Venkataramana Sridhar has been appointed assistant professor in the Department of Biological Systems Engineering at Virginia Tech.

He is one of 19 new faculty members that were recently hired in the university's College of Agriculture and Life Sciences. New positions in the college were identified to bring new talent to its focus areas, including food and health, infectious disease, biodesign and processing, and agricultural profitability and environmental sustainability. The new faculty members are distributed across teaching, research, and Extension. 

Sridhar received a bachelor's degree in agricultural engineering from India's Tamil Nadu University in 1991, a master's degree in irrigation engineering from the Asian Institute of Technology in Thailand in 1994, and a Ph.D. in biosystems engineering from Oklahoma State University in 2001.

His research seeks to develop a systems dynamics modeling framework to link the hydrologic streamflow forecasts with decision support tools to provide scenarios for water resources management to optimize the allocation for the competing demands of water systems used in irrigation, hydropower, ecological flows, and navigation.
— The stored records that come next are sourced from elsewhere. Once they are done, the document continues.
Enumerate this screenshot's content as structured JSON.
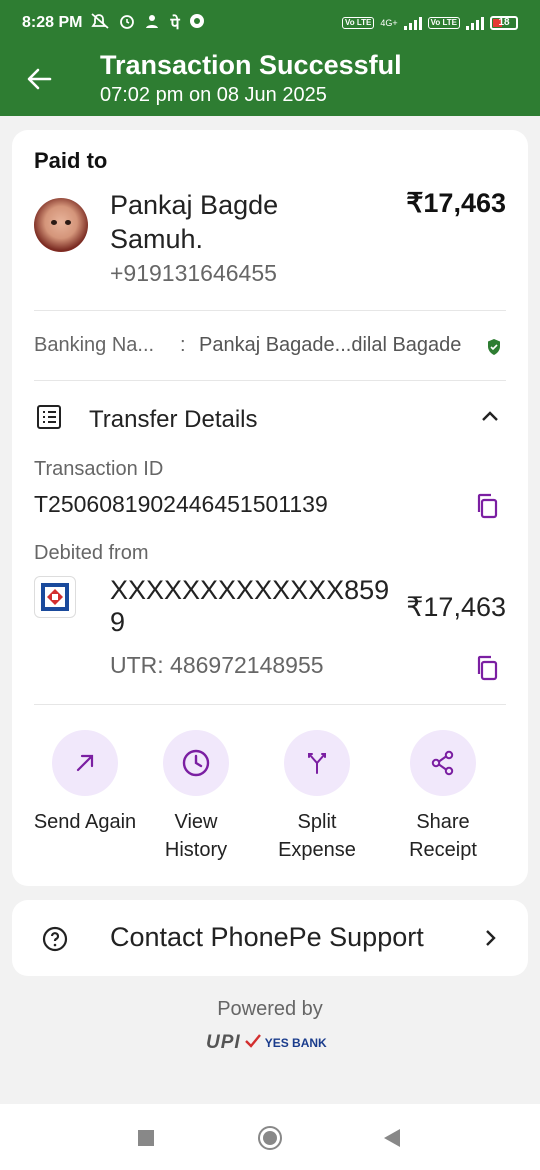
{
  "status_bar": {
    "time": "8:28 PM",
    "net_type": "4G+",
    "volte_1": "Vo LTE",
    "volte_2": "Vo LTE",
    "battery": "18"
  },
  "header": {
    "title": "Transaction Successful",
    "subtitle": "07:02 pm on 08 Jun 2025",
    "bg_color": "#2e7d32"
  },
  "paid_to": {
    "label": "Paid to",
    "name": "Pankaj Bagde Samuh.",
    "phone": "+919131646455",
    "amount": "₹17,463",
    "banking_name_label": "Banking Na...",
    "banking_name_sep": ":",
    "banking_name_value": "Pankaj Bagade...dilal Bagade"
  },
  "transfer_details": {
    "title": "Transfer Details",
    "transaction_id_label": "Transaction ID",
    "transaction_id": "T2506081902446451501139",
    "debited_from_label": "Debited from",
    "account": "XXXXXXXXXXXXX8599",
    "account_amount": "₹17,463",
    "utr": "UTR: 486972148955"
  },
  "actions": [
    {
      "label": "Send Again",
      "icon": "arrow-up-right-icon"
    },
    {
      "label": "View History",
      "icon": "clock-icon"
    },
    {
      "label": "Split Expense",
      "icon": "split-icon"
    },
    {
      "label": "Share Receipt",
      "icon": "share-icon"
    }
  ],
  "support": {
    "label": "Contact PhonePe Support"
  },
  "footer": {
    "powered_by": "Powered by",
    "upi": "UPI",
    "bank": "YES BANK"
  },
  "colors": {
    "accent": "#7b1fa2",
    "success_green": "#2e7d32"
  }
}
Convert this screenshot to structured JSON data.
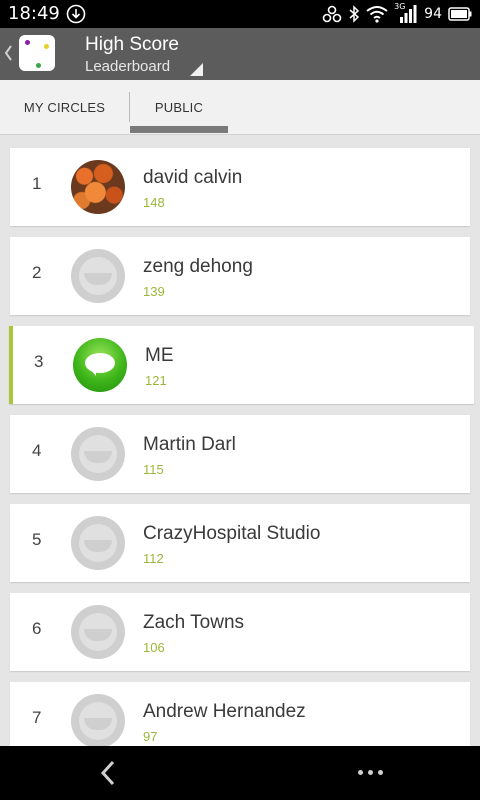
{
  "status_bar": {
    "time": "18:49",
    "battery": "94",
    "signal_label": "3G",
    "icons": [
      "download-icon",
      "link-icon",
      "bluetooth-icon",
      "wifi-icon",
      "signal-icon",
      "battery-icon"
    ]
  },
  "action_bar": {
    "title": "High Score",
    "subtitle": "Leaderboard",
    "background": "#5c5c5c"
  },
  "tabs": [
    {
      "label": "MY CIRCLES",
      "selected": false
    },
    {
      "label": "PUBLIC",
      "selected": true
    }
  ],
  "leaderboard": [
    {
      "rank": "1",
      "name": "david calvin",
      "score": "148",
      "avatar": "photo-avatar"
    },
    {
      "rank": "2",
      "name": "zeng dehong",
      "score": "139",
      "avatar": "default-avatar"
    },
    {
      "rank": "3",
      "name": "ME",
      "score": "121",
      "avatar": "messages-avatar",
      "highlight": true
    },
    {
      "rank": "4",
      "name": "Martin Darl",
      "score": "115",
      "avatar": "default-avatar"
    },
    {
      "rank": "5",
      "name": "CrazyHospital Studio",
      "score": "112",
      "avatar": "default-avatar"
    },
    {
      "rank": "6",
      "name": "Zach Towns",
      "score": "106",
      "avatar": "default-avatar"
    },
    {
      "rank": "7",
      "name": "Andrew Hernandez",
      "score": "97",
      "avatar": "default-avatar"
    }
  ],
  "colors": {
    "accent": "#9ab73a",
    "highlight_bar": "#a9c53a"
  },
  "nav_bar": {
    "icons": [
      "back-icon",
      "more-icon"
    ]
  }
}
His research examines climate change impact assessment at river basin scales, water management and decision support, as well as vegetation dynamics at the watershed, regional, and continental scale, and streamflow modeling, surface water-ground water interactions, and GIS and remote sensing applications in hydrology.

Prior to coming to Virginia Tech, Sridhar was an associate professor of civil engineering at Boise State University, a research assistant professor in geosciences at the University of Nebraska, and a postdoctoral research associate at the University of Washington in Seattle.

Sridhar was a Boise State Teaching Scholar in 2009-2010 at the school's Center for Teaching and Learning and garnered more than $1.4 million in grant funding during his academic career there.

He is a life member of the Asian Association for Agricultural Engineering, and currently holds membership in the American Society of Civil Engineers, the American Water Resources Association, and was initiated into the Agricultural Engineering Honor Society, Alpha Epsilon, in 1998.